Bonhoeffer will also be of interest to those interested in Christian theology, specifically that of the 20th century. Almost on accident, Bonhoeffer became of the most influential Christian theologians of the 20th century. His writings, some of which were published after his death, are considered classics in the theological cannon, especially Discipleship and Life Together. Life Together, Bonhoeffer's thoughts on Christian community, continues to be one of the definitive works on the subject.

Metaxas shows that one reason Bonhoeffer's theological thought is so influential, is because it was grounded in the practice of daily life. Though Bonhoeffer was brilliant and seemed almost destined to a life of academia, he purposely chose to become a pastor instead. Not only did Bonhoeffer view living in Christian community as an integral part of Christian life, but as Metaxas says,
"He had theologically redefined the Christian life as something active, not reactive. It had nothing to do with avoiding sin or with merely talking or teaching or believing theological notions or principles or rules or tenets. It had everything to do with living one's whole life in obedience to God's call through action" (p. 446).
All of this action was based on a very conservative theological outlook. In a letter to one of his brothers-in-law, Bonhoeffer wrote,
"I believe that the Bible alone is the answer to all our questions, and that we need only to ask repeatedly and a little humbly, in order to receive this answer. One cannot simply read the bible, like other books. One must be prepared really to enquire of it. Only thus will it reveal itself " (p. 136).
Of learning to read the Bible this way, he goes on to say, "I know that without this I could not live properly any longer" (p. 137).

This devotion to and grounding in God's Word is one of the things that made him a committed pastor even to the very end of his life. Hugh Falconer, a fellow prisoner of war during the last few months of Bonhoeffer's life, wrote a letter to one of Bonhoeffer's brothers-in-law in October 1945 and stated that, "[Bonhoeffer] was very happy during the whole time I knew him, and did a great deal to keep some of the weaker brethren from depression and anxiety." Bonhoeffer never missed an opportunity to encourage those around him. He was a true shepherd to whatever flock he happened to have around him at the time. His friendship was devoted, sincere, and life long. He wrote thousands of letters to friends and family throughout his life, most of which included something encouraging and often spiritually uplifting.

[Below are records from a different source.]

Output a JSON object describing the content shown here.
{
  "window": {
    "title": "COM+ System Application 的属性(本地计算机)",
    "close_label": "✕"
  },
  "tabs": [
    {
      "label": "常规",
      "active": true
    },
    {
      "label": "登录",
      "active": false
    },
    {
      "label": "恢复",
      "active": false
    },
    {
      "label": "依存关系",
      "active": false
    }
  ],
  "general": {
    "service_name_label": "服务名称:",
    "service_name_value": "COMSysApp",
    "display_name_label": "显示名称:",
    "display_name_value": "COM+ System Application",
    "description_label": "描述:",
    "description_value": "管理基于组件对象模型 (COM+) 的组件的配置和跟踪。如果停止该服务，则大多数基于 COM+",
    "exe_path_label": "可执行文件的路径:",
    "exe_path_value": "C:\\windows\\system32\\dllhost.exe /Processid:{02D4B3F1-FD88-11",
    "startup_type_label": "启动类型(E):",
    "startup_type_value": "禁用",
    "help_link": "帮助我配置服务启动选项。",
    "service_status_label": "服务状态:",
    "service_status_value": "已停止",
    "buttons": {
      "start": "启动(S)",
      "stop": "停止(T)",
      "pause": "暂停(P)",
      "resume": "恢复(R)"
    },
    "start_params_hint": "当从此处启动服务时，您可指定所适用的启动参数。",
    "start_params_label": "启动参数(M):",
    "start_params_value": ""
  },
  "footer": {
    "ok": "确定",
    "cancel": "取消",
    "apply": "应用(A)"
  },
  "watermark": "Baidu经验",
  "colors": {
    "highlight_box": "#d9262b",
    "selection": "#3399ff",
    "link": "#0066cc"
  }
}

Much has been made of Bonhoeffer's death and the fact he was hanged for his part in the plot to assassinate Hitler mere days before his final location was liberated by Allied troops. Bonhoeffer himself was not disturbed by the thought of death. For him, death was the beginning of life. His view on the death of a Christian was made known in a letter he wrote to several of his former seminary students, early in the war. After mentioning the death of one of their fellow students on the front lines, Bonhoeffer wrote,
"Only in the cross and resurrection of Jesus Christ has death been drawn into God's power, and it must now serve God's own aims. It is not some fatalistic surrender but rather a living faith in Jesus Christ, who died and rose for us, that is able to cope profoundly with death" (p. 384).
It was this confidence in the face of death that bolstered him as his participated in activities that he knew could lead to his death at any moment.

Overall, Bonhoeffer: Pastor, Martyr, Prophet, Spy is easily in my top five books ever read. It holds appeal for those interested in biography, history, theology, WWII, or anyone who simply enjoys a great read. At times, Bonhoeffer was hard to read because of the weight of both the content and how it was presented. Bonhoeffer was a brilliant man with a multi-faceted personality and nuanced thought life. His contributions to his world and his effort to better the world that came after him are substantial; reading his words and about his life should be done with a measure of seriousness and respect. Bonhoeffer is not a book to be skimmed and quickly put away, but instead one that deserves a careful reading and thoughtful response. Not only Bonhoeffer's life, but the treatment Eric Metaxas gives it has earned at least that much.